Trata-se, porém, de percentual ainda elevado demais para um país emergente. Em 2014, quando a petista Dilma Rousseff encerrava seu primeiro mandato e inaugurava a era dos déficits primários, o endividamento governamental não passava de 56,3% do PIB.

Nada indica, ademais, que o superávit vai se repetir neste ano de eleições gerais e despesas adicionais —sejam meritórias, como o Auxílio Brasil, sejam descabidas, como a ampliação do fundo para o financiamento de campanhas.

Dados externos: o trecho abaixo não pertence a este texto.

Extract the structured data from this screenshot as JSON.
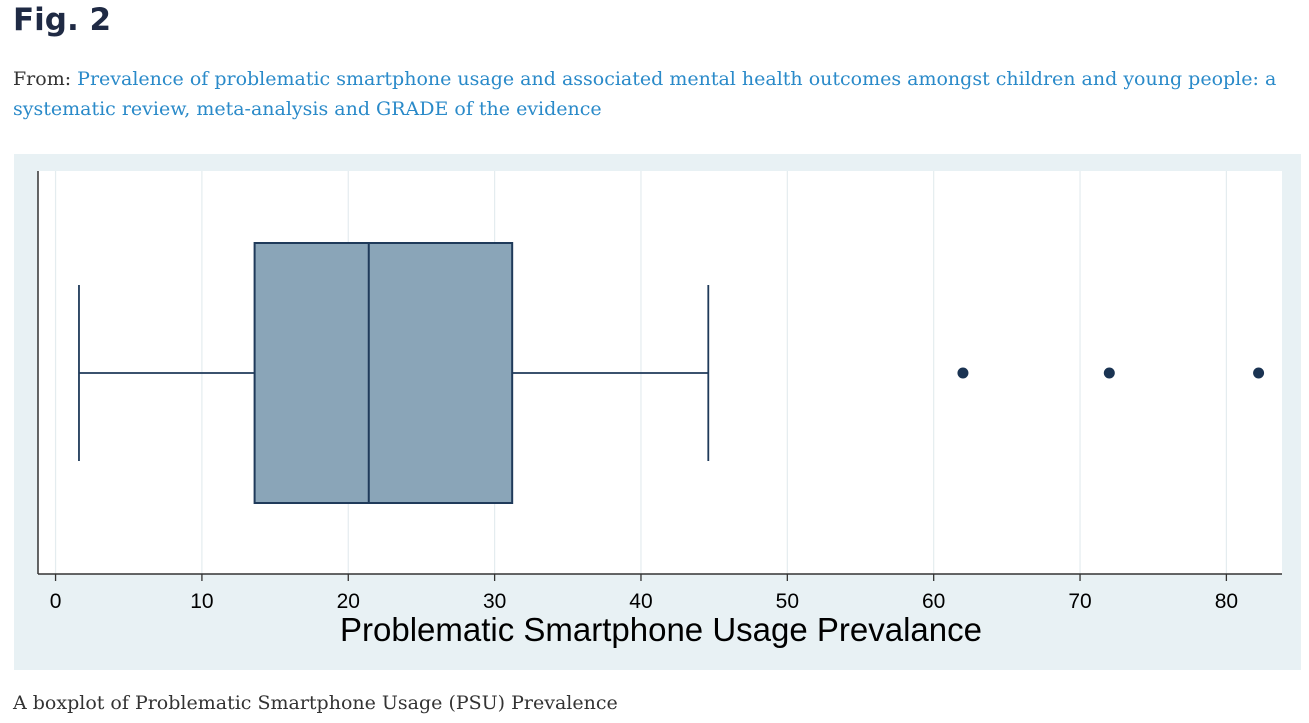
{
  "figure": {
    "title": "Fig. 2",
    "from_label": "From:",
    "article_title": "Prevalence of problematic smartphone usage and associated mental health outcomes amongst children and young people: a systematic review, meta-analysis and GRADE of the evidence",
    "caption": "A boxplot of Problematic Smartphone Usage (PSU) Prevalence"
  },
  "colors": {
    "panel_background": "#e8f1f4",
    "plot_background": "#ffffff",
    "box_fill": "#8aa5b8",
    "box_stroke": "#1f3a5a",
    "outlier": "#1a3352",
    "gridline": "#e4ecef",
    "link": "#2a8ac9"
  },
  "chart_data": {
    "type": "boxplot",
    "orientation": "horizontal",
    "title": "",
    "xlabel": "Problematic Smartphone Usage Prevalance",
    "ylabel": "",
    "xlim": [
      -1.2,
      83.8
    ],
    "xticks": [
      0,
      10,
      20,
      30,
      40,
      50,
      60,
      70,
      80
    ],
    "grid": true,
    "box": {
      "whisker_low": 1.6,
      "q1": 13.6,
      "median": 21.4,
      "q3": 31.2,
      "whisker_high": 44.6
    },
    "outliers": [
      62.0,
      72.0,
      82.2
    ]
  }
}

Muito do resultado de 2021 foi obtido, como se sabe, com a contribuição da indesejada escalada inflacionária para o aumento da arrecadação tributária. Também o crescimento da economia, de acordo com as projeções mais consensuais, será muito menor em 2022.

O Estado brasileiro permanece longe da normalidade orçamentária —e o caso federal, por suas dimensões, é o mais grave. A reforma da Previdência e o represamento de reajustes salariais para os servidores contêm as maiores despesas, mas falta expansão mais consistente da atividade e da arrecadação para o reequilíbrio das contas.

Faltam, sobretudo, entendimento e liderança política para reformas que permitam aos governos de todos os níveis concentrarem-se no provimento de serviços essenciais e prioritários.

Fazê-lo sem respeito aos limites do Orçamento significa iludir eleitores e esfolar contribuintes, além de tornar a administração pública e o país mais vulneráveis aos humores voláteis do mercado credor.